Frankly, it's a modest change. Some slot machines already offer the equivalent of a blackjack game, down to the life-size image of a dealer and video table where players sit. The only difference is the dealer would be human, the cards real.

Many in this state (including Governor O'Malley and this newspaper's editorial board) were reluctant to embrace expanded gambling, but now that casinos are legal, we should do what it takes to make them successful. There's no moral difference between electronic games and the human-operated variety. If customers prefer live blackjack to video blackjack, why not accommodate them at any or all of the five locations were casinos have been approved?

That will require voter approval, of course. That's not unreasonable, given how controversial full-service casinos have been in the past with some people. Baltimore County state Sen. Katherine A. Klausmeier has already introduced a bill to add a handful of table games to the existing slots parlors, and a House version is expected shortly.

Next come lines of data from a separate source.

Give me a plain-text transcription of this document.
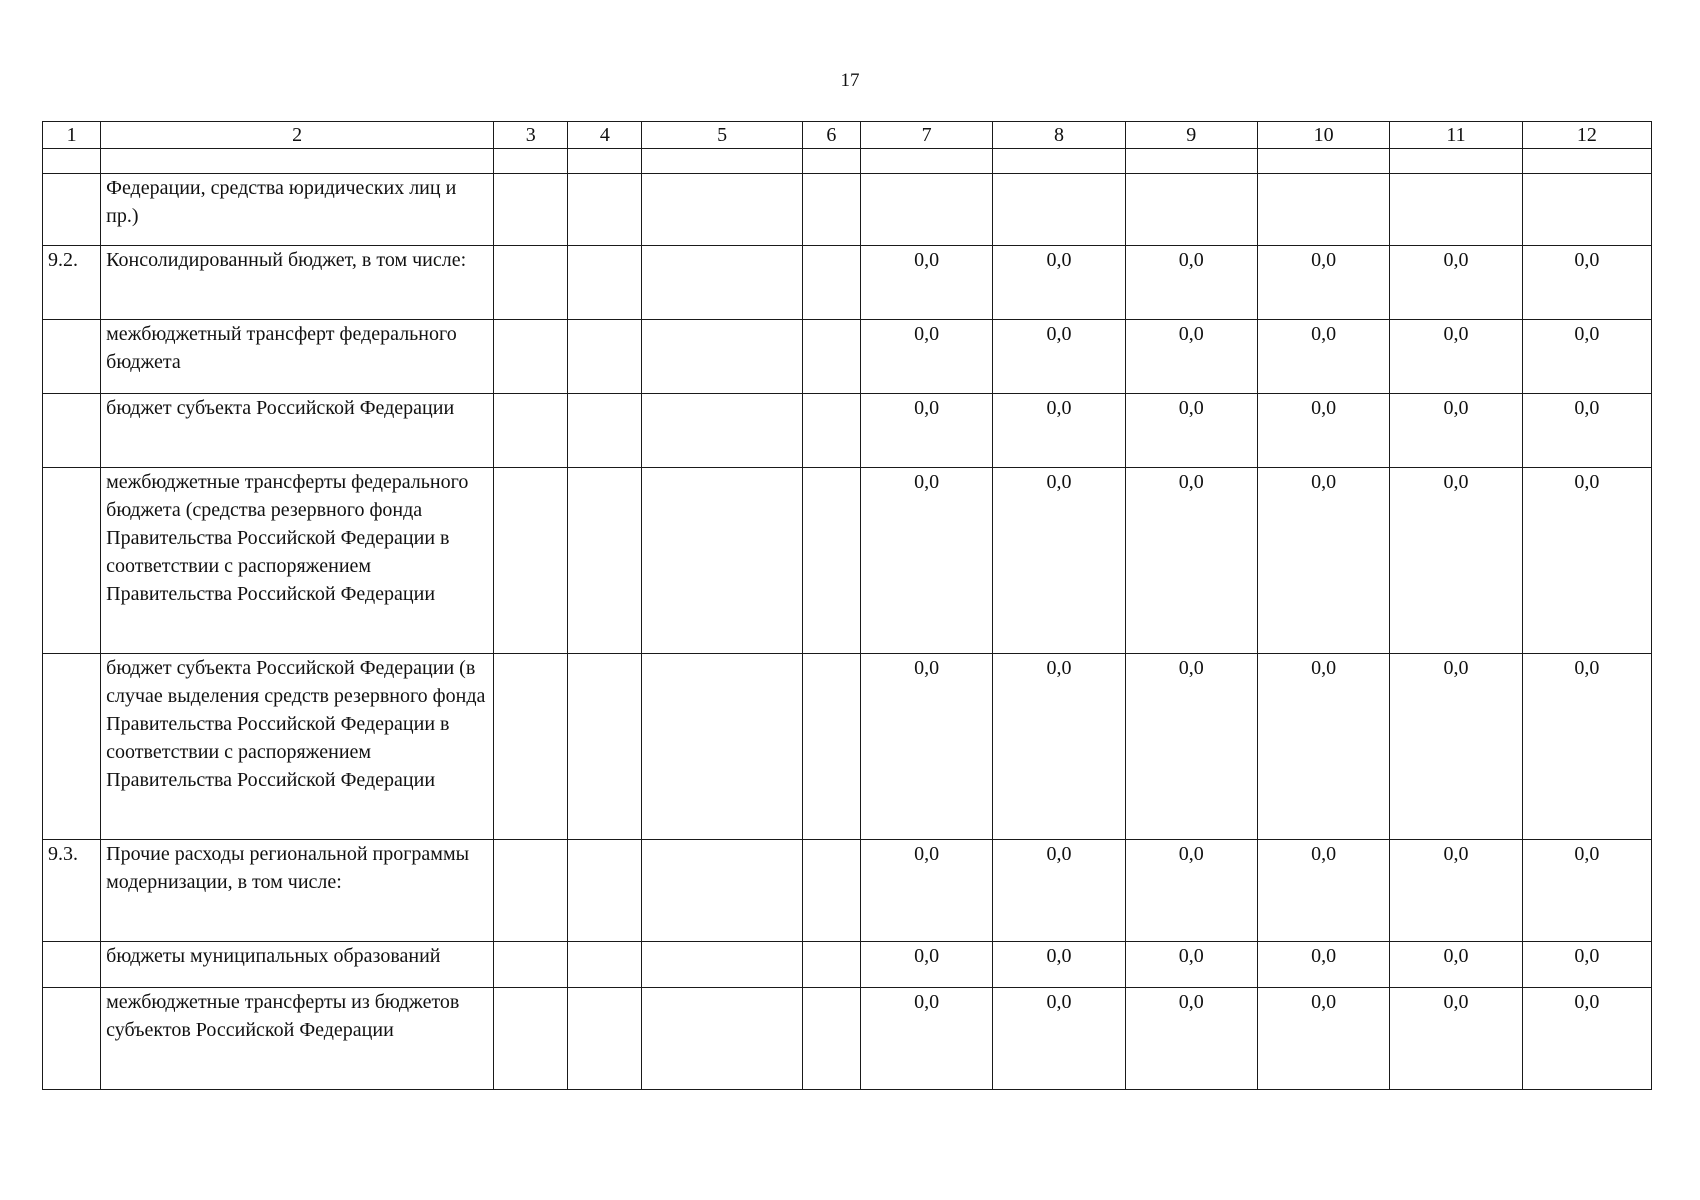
17
1	2	3	4	5	6	7	8	9	10	11	12

	Федерации, средства юридических лиц и пр.)										
9.2.	Консолидированный бюджет, в том числе:					0,0	0,0	0,0	0,0	0,0	0,0
	межбюджетный трансферт федерального бюджета					0,0	0,0	0,0	0,0	0,0	0,0
	бюджет субъекта Российской Федерации					0,0	0,0	0,0	0,0	0,0	0,0
	межбюджетные трансферты федерального бюджета (средства резервного фонда Правительства Российской Федерации в соответствии с распоряжением Правительства Российской Федерации					0,0	0,0	0,0	0,0	0,0	0,0
	бюджет субъекта Российской Федерации (в случае выделения средств резервного фонда Правительства Российской Федерации в соответствии с распоряжением Правительства Российской Федерации					0,0	0,0	0,0	0,0	0,0	0,0
9.3.	Прочие расходы региональной программы модернизации, в том числе:					0,0	0,0	0,0	0,0	0,0	0,0
	бюджеты муниципальных образований					0,0	0,0	0,0	0,0	0,0	0,0
	межбюджетные трансферты из бюджетов субъектов Российской Федерации					0,0	0,0	0,0	0,0	0,0	0,0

But this does not mean that the Maryland General Assembly ought to seek an indiscriminate broadening of gambling by asking voters to approve poker games at Rosecroft harness track, for instance, or to allow Worcester County fraternal organizations to install slot machines, as some Eastern Shore lawmakers would like. The hard-fought parameters of casino gambling debated in 2007 (covering the size and location of five casinos) should still apply.

It's simply difficult to see how casinos at Perryville, Arundel Mills or Ocean Downs would be made any more burdensome to their communities if live table games were approved. Conversely, allowing them to compete with facilities in surrounding states — and thereby raise millions of dollars for education — would seem to present a victory for all involved.